If you save your GA Tracking ID as a variable, you won’t have to look it up every time you create a new tag for Google Analytics (which makes the lazy-person in me very happy).
How to Create a Variable in Google Tag Manager
1. Click “Variables” on your Google Tag Manager homepage.
2. Under “User-Defined Variables”, click “New”.
3. Name your variable — I named it “GA Tracking ID” so I’d remember. Then, click the “Variable Configuration” box.
4. Choose “Constant” as your variable type, since you don’t want the ID to change for different tags.
5. Now, input your Google Analytics Tracking ID number into the “Value” box, and then select “Save” in the top right.
Next, let’s edit our “TestTag1” that we created earlier in this post, and include the new variable you just created.
How to Edit a Tag and Change its Value
1. Back on your homepage, select “Tags” from your side bar. Click on the tag you want to edit (I clicked “TestTag1”).

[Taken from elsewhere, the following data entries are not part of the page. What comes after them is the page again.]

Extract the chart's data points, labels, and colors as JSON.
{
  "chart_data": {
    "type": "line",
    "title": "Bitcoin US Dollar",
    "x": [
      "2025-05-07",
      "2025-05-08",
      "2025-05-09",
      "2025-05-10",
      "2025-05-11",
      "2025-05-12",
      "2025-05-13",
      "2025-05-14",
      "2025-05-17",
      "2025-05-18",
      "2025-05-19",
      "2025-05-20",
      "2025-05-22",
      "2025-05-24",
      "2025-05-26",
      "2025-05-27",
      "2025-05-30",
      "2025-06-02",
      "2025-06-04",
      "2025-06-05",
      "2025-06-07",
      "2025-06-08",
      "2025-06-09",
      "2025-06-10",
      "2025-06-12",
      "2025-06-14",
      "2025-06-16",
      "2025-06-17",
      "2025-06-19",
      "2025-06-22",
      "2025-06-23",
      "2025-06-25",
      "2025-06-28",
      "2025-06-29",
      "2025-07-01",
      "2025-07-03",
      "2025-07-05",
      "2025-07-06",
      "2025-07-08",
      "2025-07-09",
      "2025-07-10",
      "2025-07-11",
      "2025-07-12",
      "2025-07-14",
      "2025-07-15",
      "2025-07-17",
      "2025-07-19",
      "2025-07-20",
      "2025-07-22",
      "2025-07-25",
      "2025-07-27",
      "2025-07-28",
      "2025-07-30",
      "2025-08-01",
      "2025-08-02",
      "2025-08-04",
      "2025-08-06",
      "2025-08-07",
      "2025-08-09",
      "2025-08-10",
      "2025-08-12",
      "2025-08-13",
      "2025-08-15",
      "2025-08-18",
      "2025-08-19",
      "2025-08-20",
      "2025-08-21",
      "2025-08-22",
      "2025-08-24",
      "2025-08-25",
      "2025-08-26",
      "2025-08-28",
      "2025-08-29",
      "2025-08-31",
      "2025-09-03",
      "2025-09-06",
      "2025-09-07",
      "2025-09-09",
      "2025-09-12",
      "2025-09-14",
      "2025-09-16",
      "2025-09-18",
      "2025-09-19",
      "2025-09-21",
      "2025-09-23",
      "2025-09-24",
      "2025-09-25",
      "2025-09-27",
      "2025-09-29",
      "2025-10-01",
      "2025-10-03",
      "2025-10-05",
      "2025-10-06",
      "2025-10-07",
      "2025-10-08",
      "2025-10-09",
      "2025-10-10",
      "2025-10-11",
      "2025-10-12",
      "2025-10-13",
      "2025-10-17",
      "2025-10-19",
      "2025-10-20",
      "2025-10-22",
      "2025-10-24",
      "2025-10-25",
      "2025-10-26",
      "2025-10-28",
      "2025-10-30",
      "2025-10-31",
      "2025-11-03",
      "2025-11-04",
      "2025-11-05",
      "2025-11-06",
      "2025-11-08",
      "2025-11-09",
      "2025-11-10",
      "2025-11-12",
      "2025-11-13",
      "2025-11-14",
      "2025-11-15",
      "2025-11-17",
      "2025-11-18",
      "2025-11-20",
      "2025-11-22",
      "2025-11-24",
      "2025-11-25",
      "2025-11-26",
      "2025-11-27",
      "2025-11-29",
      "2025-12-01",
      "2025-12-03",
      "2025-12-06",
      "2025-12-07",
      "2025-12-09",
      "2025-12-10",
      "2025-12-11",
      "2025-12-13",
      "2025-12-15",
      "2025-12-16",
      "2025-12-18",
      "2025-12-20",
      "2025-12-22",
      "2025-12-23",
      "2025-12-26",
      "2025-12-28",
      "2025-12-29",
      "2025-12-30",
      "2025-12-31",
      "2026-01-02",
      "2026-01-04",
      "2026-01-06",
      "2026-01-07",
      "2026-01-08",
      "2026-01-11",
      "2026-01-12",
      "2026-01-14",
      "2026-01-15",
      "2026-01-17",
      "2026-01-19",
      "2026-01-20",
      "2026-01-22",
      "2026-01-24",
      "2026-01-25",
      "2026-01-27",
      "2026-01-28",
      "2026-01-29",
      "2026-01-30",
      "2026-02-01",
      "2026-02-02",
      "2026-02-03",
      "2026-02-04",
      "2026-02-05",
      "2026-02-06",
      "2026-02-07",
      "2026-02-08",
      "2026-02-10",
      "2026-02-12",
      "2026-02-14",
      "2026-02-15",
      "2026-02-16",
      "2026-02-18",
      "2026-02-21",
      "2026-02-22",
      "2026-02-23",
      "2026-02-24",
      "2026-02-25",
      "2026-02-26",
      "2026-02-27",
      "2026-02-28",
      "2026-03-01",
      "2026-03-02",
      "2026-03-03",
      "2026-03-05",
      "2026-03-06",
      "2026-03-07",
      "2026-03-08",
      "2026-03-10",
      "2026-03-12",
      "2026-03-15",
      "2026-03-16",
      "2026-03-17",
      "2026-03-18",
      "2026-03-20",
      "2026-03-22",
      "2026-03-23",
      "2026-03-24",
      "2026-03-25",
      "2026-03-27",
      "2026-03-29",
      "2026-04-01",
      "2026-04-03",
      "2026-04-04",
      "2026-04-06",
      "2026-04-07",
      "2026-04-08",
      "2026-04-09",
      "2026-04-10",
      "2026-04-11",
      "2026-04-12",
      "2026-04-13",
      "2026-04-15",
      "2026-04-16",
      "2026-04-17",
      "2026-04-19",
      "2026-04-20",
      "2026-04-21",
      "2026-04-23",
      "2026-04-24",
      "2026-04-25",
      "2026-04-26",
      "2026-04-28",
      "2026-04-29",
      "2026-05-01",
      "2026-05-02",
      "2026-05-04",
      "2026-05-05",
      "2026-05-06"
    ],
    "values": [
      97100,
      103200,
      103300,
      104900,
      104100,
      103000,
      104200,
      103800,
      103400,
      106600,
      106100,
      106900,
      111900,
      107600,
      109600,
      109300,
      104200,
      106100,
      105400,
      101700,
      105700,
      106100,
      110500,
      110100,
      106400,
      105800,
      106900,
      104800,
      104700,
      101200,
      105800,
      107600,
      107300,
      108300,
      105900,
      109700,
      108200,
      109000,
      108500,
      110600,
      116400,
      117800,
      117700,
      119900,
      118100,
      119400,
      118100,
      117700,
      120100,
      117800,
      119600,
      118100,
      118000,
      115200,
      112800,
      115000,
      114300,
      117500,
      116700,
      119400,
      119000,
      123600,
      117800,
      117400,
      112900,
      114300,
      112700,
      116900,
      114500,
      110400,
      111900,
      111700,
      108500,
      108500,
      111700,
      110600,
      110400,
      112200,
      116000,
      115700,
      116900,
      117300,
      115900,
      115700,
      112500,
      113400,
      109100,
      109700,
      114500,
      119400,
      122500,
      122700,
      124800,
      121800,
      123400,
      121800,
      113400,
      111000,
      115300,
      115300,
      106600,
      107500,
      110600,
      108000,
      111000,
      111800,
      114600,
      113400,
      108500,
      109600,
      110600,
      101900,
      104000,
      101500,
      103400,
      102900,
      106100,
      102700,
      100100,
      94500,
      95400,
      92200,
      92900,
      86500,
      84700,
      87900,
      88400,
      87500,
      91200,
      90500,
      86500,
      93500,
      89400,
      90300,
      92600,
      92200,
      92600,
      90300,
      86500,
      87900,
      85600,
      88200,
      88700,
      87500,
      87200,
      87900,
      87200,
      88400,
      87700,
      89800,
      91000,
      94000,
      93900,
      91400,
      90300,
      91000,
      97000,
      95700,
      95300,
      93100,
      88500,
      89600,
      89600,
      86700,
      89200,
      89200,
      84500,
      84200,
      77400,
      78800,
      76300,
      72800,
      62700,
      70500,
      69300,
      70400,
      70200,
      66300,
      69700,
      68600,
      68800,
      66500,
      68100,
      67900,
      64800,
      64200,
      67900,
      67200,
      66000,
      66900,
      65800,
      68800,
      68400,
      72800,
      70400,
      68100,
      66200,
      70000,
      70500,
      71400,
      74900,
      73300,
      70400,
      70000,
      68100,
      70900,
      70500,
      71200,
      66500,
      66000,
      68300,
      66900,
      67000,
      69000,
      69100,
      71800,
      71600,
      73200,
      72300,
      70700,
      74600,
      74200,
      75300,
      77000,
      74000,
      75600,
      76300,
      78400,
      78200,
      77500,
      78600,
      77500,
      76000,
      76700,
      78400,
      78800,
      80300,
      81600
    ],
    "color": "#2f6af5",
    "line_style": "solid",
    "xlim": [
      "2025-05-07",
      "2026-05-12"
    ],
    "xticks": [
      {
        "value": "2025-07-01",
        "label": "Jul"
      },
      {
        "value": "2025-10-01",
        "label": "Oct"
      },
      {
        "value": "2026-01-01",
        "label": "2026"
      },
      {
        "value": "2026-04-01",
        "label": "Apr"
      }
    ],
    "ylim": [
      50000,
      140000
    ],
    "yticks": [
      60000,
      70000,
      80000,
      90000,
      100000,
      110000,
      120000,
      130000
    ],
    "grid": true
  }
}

2. Click the grey “+” icon beside the “Web Property ID” box.
3. A “Choose a variable” box will pop up, and the first option, “GA Tracking ID”, is the variable we just created. Select that.
4. Now, your tag’s “Web Property ID” should say (or whatever you named your variable). Click save, and your tag is updated.
Google Tag Manager for WordPress
If your business uses WordPress to host its website, there’s an easy two-step process to integrate Google Tag Manager into WordPress.
There are plug-ins available if you’ve paid for a business version of WordPress, such as DuracellTomi’s Google Tag Manager.
However, if you’d rather do it manually, it’s relatively simple to do. It will only get tedious if you have a ton of different pages of your site and want to use tags on all of them — you’ll have to copy and paste a code below the <body> tag on each page.
Here’s what you do:
1. Copy the Google Tag Manager code you are given during the set-up process. If you’ve already set up your account, click the blue “Google Tag Manager” code beside “Workspace Changes” on your Google Tag Manager homepage (circled below in red). That blue code will also supply you with your specific Google Tag Manager code.
2. Now, paste that code below the <body> tag of each page on your WordPress site.
Images courtesy of WordPress.org
Now, your WordPress site is prepped for any tags you want to create within Google Tag Manager. Google Tag Manager will automatically code future tags and embed them in whichever page you’ve selected.